In the week since WNBA star Brittney Griner was found guilty on drug charges and sentenced to nine years in prison, it’s been theorized by journalists and pundits that prisoner exchange talks would get more serious now that Russia’s legal process has played out. It appears those opinions are true.
According to The Washington Post, the Russian government is now confirming that negotiations for a possible prisoner swap are happening. Talks were first authorized by President Joe Biden and Russian President Vladimir Putin in April when they met in Geneva.
“Instructions were given to authorized structures to carry out negotiations,” said Russian Foreign Ministry spokesman Ivan Nechayev. “They are being conducted by competent authorities,”
As we previously reported at The Root, Secretary of State Antony Blinken confirmed that the United States made a “substantial offer” to exchange the two-time Olympic gold medalist and Paul Whelan, a former U.S. Marine who has been detained since 2018 on alleged spying charges, for Viktor Bout, a Russian arms dealer currently serving 25 years in federal prison.

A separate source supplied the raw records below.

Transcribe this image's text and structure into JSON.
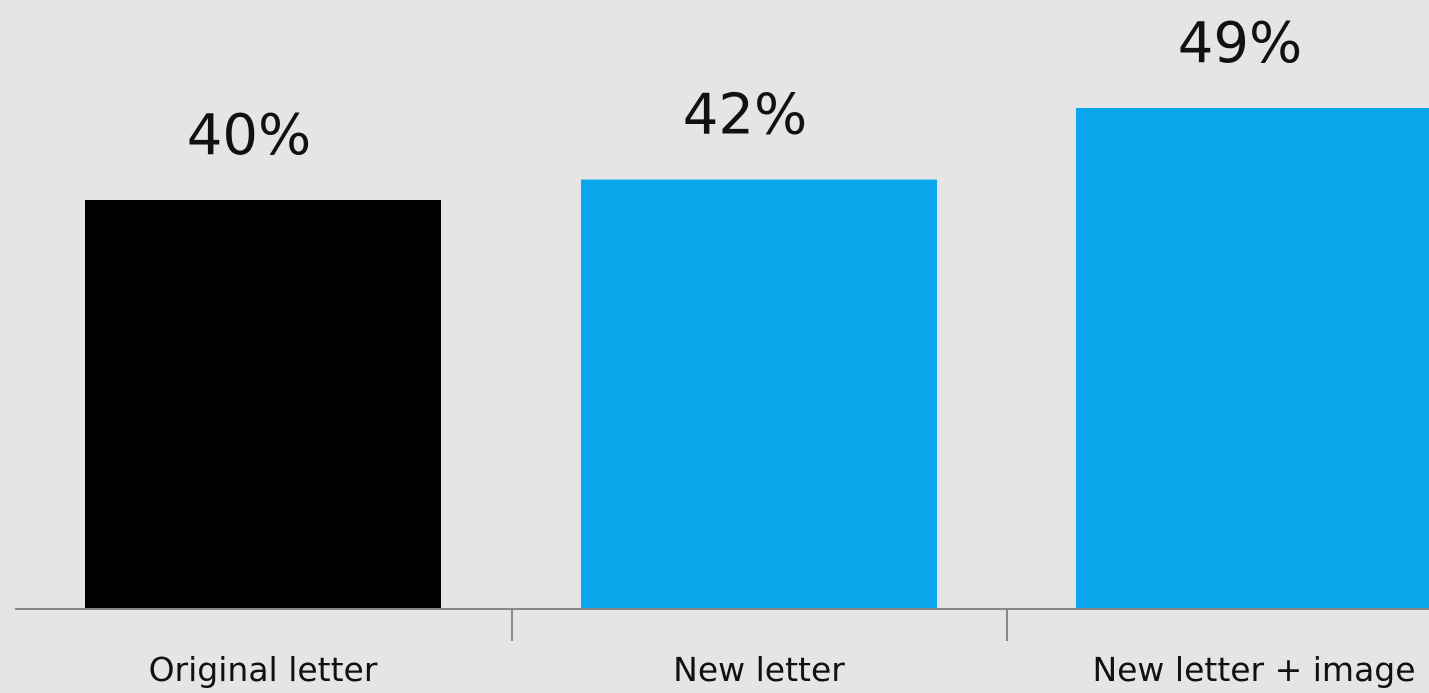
{
  "chart_data": {
    "type": "bar",
    "title": "",
    "xlabel": "",
    "ylabel": "",
    "categories": [
      "Original letter",
      "New letter",
      "New letter + image"
    ],
    "values": [
      40,
      42,
      49
    ],
    "value_labels": [
      "40%",
      "42%",
      "49%"
    ],
    "ylim": [
      0,
      49
    ],
    "grid": false,
    "legend": "none",
    "colors": [
      "#000000",
      "#0aa5ea",
      "#0aa5ea"
    ]
  },
  "colors": {
    "background": "#e4e5e7",
    "axis": "#888888",
    "text": "#111111"
  }
}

With two countries engaged in public saber-rattling and posturing, it was beginning to feel like no one was actually concerned about bringing Brittney home. Confirmation of talks means things are at least moving in the right direction.

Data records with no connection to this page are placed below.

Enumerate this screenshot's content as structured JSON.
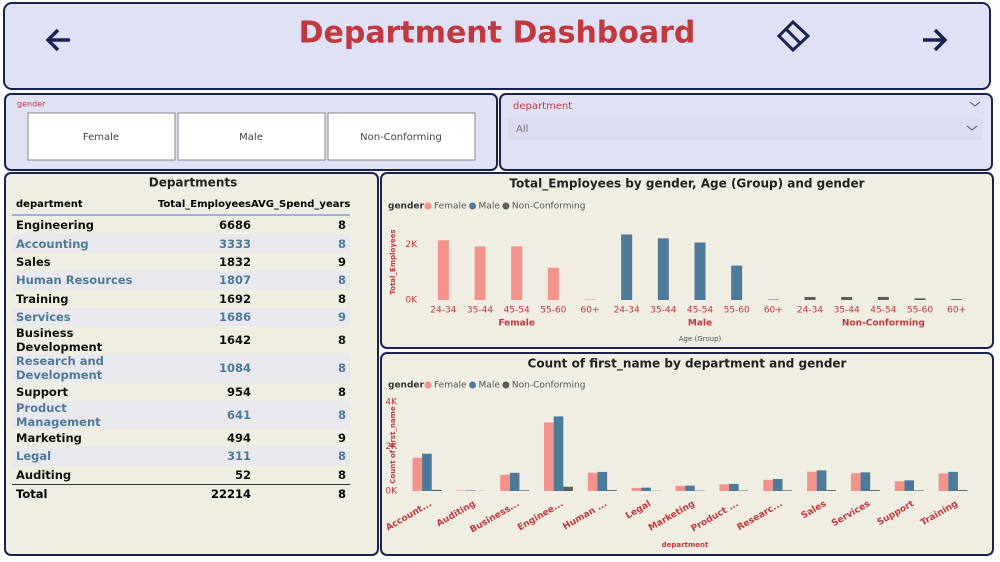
{
  "header": {
    "title": "Department Dashboard"
  },
  "slicers": {
    "gender": {
      "label": "gender",
      "options": [
        "Female",
        "Male",
        "Non-Conforming"
      ]
    },
    "department": {
      "label": "department",
      "value": "All"
    }
  },
  "table": {
    "title": "Departments",
    "columns": [
      "department",
      "Total_Employees",
      "AVG_Spend_years"
    ],
    "rows": [
      [
        "Engineering",
        6686,
        8
      ],
      [
        "Accounting",
        3333,
        8
      ],
      [
        "Sales",
        1832,
        9
      ],
      [
        "Human Resources",
        1807,
        8
      ],
      [
        "Training",
        1692,
        8
      ],
      [
        "Services",
        1686,
        9
      ],
      [
        "Business Development",
        1642,
        8
      ],
      [
        "Research and Development",
        1084,
        8
      ],
      [
        "Support",
        954,
        8
      ],
      [
        "Product Management",
        641,
        8
      ],
      [
        "Marketing",
        494,
        9
      ],
      [
        "Legal",
        311,
        8
      ],
      [
        "Auditing",
        52,
        8
      ]
    ],
    "total": [
      "Total",
      22214,
      8
    ]
  },
  "chart_data": [
    {
      "type": "hierarchical_bar",
      "title": "Total_Employees by gender, Age (Group) and gender",
      "legend_title": "gender",
      "x_label": "Age (Group)",
      "y_label": "Total_Employees",
      "categories": [
        "24-34",
        "35-44",
        "45-54",
        "55-60",
        "60+"
      ],
      "series": [
        {
          "name": "Female",
          "color": "#f4928c",
          "values": [
            2150,
            1930,
            1930,
            1160,
            20
          ]
        },
        {
          "name": "Male",
          "color": "#4e7a99",
          "values": [
            2360,
            2220,
            2070,
            1240,
            20
          ]
        },
        {
          "name": "Non-Conforming",
          "color": "#5a5f55",
          "values": [
            110,
            110,
            110,
            60,
            30
          ]
        }
      ],
      "ylim": [
        0,
        2700
      ],
      "yticks": [
        {
          "value": 0,
          "label": "0K"
        },
        {
          "value": 2000,
          "label": "2K"
        }
      ],
      "grid": false
    },
    {
      "type": "bar",
      "title": "Count of first_name by department and gender",
      "legend_title": "gender",
      "x_label": "department",
      "y_label": "Count of first_name",
      "categories": [
        "Account...",
        "Auditing",
        "Business...",
        "Enginee...",
        "Human ...",
        "Legal",
        "Marketing",
        "Product ...",
        "Researc...",
        "Sales",
        "Services",
        "Support",
        "Training"
      ],
      "series": [
        {
          "name": "Female",
          "color": "#f4928c",
          "values": [
            1500,
            20,
            730,
            3090,
            820,
            140,
            230,
            300,
            500,
            870,
            800,
            440,
            790
          ]
        },
        {
          "name": "Male",
          "color": "#4e7a99",
          "values": [
            1680,
            25,
            820,
            3360,
            860,
            150,
            240,
            320,
            540,
            930,
            840,
            480,
            860
          ]
        },
        {
          "name": "Non-Conforming",
          "color": "#5a5f55",
          "values": [
            50,
            5,
            30,
            190,
            40,
            10,
            15,
            20,
            30,
            40,
            40,
            25,
            40
          ]
        }
      ],
      "ylim": [
        0,
        4100
      ],
      "yticks": [
        {
          "value": 0,
          "label": "0K"
        },
        {
          "value": 2000,
          "label": "2K"
        },
        {
          "value": 4000,
          "label": "4K"
        }
      ],
      "grid": false
    }
  ]
}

Former UN Ambassador Bill Richardson recently told This Week host George Stephanopoulos that he’s “optimistic” about a possible two-for-two deal that would bring Griner and Whelan home.
“I think she’s going to be freed,” Richardson said. “I think she has the right strategy of contrition, a good legal team. There’s going to be a prisoner swap, though. And I think it will be two-for-two involving Paul Whelan. We can’t forget him. He’s an American Marine wrongfully detained, too.”
It’s important to note that when a deal does happen we won’t hear about it until the Phoenix Mercury center is on her way home or already on American soil. Despite how unexpectedly public these negotiations have been, it’s rare for us to find out when a deal has actually been made.